Oxygen-dependent regulation of mitochondrial energy metabolism by nitric oxide.

To elucidate the role of nitric oxide (NO) in the regulation of mitochondrial function, the effect of NO on energy transfer reactions was examined under different oxygen tensions. Mitochondrial respiration was remarkably inhibited by NO resulting in the inhibition of ATP synthesis in a concentration-dependent manner. In the presence of succinate, respiration, respiratory control by ADP, and ATP synthesis recovered completely at certain times after adding NO. The inhibitory action of NO continued significantly longer under physiologically low oxygen concentrations (such as the cytosolic level) than at high concentrations.
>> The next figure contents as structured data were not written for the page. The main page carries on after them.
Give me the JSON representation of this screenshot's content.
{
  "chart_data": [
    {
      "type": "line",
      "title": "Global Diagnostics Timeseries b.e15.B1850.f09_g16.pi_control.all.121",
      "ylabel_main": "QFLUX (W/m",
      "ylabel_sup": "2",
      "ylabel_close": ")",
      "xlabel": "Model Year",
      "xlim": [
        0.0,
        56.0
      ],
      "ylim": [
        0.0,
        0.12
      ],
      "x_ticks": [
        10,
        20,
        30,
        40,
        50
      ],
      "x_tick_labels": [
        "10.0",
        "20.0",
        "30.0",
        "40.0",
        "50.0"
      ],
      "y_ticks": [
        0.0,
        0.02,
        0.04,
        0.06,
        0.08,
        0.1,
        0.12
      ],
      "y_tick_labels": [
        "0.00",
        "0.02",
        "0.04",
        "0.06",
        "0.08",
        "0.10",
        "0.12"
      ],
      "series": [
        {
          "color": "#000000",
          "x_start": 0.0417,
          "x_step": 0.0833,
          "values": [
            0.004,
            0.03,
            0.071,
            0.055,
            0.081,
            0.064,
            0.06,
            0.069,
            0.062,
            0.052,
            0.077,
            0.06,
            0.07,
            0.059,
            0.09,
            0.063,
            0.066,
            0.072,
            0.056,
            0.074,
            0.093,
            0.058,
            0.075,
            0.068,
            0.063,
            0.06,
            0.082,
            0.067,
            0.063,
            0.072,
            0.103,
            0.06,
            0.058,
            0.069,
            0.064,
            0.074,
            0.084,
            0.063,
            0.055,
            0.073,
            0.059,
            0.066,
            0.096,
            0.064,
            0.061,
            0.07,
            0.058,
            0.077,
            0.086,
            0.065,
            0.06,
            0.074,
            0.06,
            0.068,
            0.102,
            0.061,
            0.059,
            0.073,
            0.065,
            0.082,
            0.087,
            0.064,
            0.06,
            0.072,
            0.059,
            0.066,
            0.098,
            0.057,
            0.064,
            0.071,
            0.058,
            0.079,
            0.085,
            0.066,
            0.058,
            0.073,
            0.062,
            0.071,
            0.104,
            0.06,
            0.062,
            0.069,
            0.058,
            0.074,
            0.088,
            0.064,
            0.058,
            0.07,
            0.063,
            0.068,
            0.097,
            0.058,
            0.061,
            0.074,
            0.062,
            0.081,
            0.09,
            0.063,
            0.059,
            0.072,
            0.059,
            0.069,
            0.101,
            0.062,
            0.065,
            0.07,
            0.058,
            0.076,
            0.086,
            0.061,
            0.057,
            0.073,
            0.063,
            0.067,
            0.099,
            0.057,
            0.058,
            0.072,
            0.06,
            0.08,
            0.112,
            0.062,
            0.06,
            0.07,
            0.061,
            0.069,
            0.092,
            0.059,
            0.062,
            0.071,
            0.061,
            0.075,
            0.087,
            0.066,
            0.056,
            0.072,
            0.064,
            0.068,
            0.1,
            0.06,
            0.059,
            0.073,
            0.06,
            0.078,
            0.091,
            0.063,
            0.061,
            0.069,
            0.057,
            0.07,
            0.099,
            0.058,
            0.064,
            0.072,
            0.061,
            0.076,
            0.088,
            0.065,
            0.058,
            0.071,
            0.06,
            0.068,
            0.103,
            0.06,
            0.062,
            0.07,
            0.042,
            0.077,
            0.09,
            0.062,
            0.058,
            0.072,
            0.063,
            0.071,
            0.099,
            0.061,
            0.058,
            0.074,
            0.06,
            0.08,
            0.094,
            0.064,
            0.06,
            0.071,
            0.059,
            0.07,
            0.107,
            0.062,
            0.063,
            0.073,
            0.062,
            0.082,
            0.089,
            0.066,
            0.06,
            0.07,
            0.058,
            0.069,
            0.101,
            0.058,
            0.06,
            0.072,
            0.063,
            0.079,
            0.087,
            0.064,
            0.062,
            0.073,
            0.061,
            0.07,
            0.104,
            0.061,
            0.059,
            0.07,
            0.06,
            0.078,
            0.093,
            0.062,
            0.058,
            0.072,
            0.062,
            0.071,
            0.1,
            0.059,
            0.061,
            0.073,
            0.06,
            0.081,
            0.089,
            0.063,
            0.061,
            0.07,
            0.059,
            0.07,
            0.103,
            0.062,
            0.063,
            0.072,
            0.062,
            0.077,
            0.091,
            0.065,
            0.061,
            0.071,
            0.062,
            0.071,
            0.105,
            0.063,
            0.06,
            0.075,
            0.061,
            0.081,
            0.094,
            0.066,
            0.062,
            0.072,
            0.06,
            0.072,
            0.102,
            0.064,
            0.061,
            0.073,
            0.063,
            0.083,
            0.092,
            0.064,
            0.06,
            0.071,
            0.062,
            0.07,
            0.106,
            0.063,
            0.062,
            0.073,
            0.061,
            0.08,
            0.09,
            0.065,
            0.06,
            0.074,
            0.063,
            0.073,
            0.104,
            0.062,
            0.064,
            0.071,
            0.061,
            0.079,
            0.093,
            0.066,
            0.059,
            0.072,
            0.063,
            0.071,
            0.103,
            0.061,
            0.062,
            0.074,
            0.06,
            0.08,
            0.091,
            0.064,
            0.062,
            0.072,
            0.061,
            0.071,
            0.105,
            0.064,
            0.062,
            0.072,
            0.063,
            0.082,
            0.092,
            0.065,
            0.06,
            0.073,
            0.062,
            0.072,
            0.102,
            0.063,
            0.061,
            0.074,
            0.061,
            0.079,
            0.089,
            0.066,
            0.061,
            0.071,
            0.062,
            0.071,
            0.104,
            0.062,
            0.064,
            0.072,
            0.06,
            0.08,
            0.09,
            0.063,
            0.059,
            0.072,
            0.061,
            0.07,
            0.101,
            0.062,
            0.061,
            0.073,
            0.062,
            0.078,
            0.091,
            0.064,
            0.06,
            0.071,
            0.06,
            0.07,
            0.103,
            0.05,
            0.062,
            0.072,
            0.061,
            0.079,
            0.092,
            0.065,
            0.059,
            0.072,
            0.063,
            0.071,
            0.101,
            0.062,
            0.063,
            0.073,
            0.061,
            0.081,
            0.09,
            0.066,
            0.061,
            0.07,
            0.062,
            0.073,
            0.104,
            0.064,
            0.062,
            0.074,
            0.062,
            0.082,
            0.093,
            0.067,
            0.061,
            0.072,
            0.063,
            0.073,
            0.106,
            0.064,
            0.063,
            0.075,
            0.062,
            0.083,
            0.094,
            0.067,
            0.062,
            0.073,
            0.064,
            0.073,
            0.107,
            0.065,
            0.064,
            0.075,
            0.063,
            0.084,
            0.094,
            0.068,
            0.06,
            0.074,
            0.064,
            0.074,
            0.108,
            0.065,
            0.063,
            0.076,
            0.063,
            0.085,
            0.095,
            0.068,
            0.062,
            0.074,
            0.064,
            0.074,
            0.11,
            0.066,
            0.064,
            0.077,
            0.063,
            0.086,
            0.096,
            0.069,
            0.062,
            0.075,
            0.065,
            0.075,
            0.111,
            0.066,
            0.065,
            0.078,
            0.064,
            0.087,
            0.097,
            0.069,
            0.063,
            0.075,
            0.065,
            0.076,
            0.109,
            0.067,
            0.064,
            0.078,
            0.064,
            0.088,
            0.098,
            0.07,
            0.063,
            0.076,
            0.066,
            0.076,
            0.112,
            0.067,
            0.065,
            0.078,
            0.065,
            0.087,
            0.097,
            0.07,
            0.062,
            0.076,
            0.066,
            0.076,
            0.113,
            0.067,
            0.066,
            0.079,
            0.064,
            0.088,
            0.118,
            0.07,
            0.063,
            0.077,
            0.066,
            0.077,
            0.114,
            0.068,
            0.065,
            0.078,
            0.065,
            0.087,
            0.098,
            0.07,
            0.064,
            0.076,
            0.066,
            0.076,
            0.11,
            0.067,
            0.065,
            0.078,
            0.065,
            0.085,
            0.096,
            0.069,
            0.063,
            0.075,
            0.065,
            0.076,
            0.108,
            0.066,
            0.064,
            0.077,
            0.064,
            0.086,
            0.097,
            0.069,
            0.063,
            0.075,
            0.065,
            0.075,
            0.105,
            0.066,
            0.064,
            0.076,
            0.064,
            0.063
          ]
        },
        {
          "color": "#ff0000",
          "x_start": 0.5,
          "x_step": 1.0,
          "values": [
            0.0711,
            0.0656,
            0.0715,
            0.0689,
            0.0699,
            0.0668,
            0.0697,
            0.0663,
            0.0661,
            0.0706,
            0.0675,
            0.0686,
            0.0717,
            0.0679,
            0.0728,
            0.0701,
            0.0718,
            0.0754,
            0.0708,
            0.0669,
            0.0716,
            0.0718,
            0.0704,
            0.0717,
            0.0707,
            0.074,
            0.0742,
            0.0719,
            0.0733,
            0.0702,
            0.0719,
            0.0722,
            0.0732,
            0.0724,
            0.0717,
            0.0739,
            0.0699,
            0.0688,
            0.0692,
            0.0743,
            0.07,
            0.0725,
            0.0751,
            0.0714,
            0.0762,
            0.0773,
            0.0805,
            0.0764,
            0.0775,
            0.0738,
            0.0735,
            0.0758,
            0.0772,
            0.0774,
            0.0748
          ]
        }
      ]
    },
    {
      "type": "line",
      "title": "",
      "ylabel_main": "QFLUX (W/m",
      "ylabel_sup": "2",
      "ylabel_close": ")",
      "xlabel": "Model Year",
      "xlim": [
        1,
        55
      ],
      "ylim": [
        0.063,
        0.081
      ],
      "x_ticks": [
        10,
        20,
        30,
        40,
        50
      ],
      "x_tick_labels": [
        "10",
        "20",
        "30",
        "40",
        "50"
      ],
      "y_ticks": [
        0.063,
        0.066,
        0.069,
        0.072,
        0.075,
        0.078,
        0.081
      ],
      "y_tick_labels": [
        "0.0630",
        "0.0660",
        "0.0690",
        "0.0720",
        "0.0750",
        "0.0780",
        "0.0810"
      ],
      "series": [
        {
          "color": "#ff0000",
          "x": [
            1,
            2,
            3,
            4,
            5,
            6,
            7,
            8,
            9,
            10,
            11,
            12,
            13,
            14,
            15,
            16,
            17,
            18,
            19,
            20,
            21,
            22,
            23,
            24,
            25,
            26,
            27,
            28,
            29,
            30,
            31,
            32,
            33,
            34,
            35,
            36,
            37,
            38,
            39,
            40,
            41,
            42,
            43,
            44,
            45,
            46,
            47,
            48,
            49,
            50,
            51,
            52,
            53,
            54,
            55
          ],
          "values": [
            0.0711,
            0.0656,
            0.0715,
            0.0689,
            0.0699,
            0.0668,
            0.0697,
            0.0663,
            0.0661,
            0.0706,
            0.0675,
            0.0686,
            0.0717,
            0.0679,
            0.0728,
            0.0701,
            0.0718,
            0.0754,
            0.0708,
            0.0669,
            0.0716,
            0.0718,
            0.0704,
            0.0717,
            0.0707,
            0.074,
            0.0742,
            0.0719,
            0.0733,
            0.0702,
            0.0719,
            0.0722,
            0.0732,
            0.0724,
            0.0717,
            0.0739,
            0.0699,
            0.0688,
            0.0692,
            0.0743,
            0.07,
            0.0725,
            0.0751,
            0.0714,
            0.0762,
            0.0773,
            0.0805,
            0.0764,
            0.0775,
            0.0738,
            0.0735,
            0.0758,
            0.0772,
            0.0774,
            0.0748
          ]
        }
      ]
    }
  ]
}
In the presence of various substrates, such as pyruvate malate, succinate, and ascorbate tetramethyl paraphenylenediamine, NO also inhibited the uncoupled respiration in an oxygen- and concentration-dependent manner. The inhibition of respiration by NO was stoichiometrically suppressed by oxyhemoglobin. When added to a mitochondrial suspension, NO rapidly disappeared from the medium particularly at high oxygen tension. However, the rate of NO disappearance was significantly lower under low oxygen tension. Thus, under cytosolic oxygen concentration, NO might play an important role in the regulation of mitochondrial energy metabolism.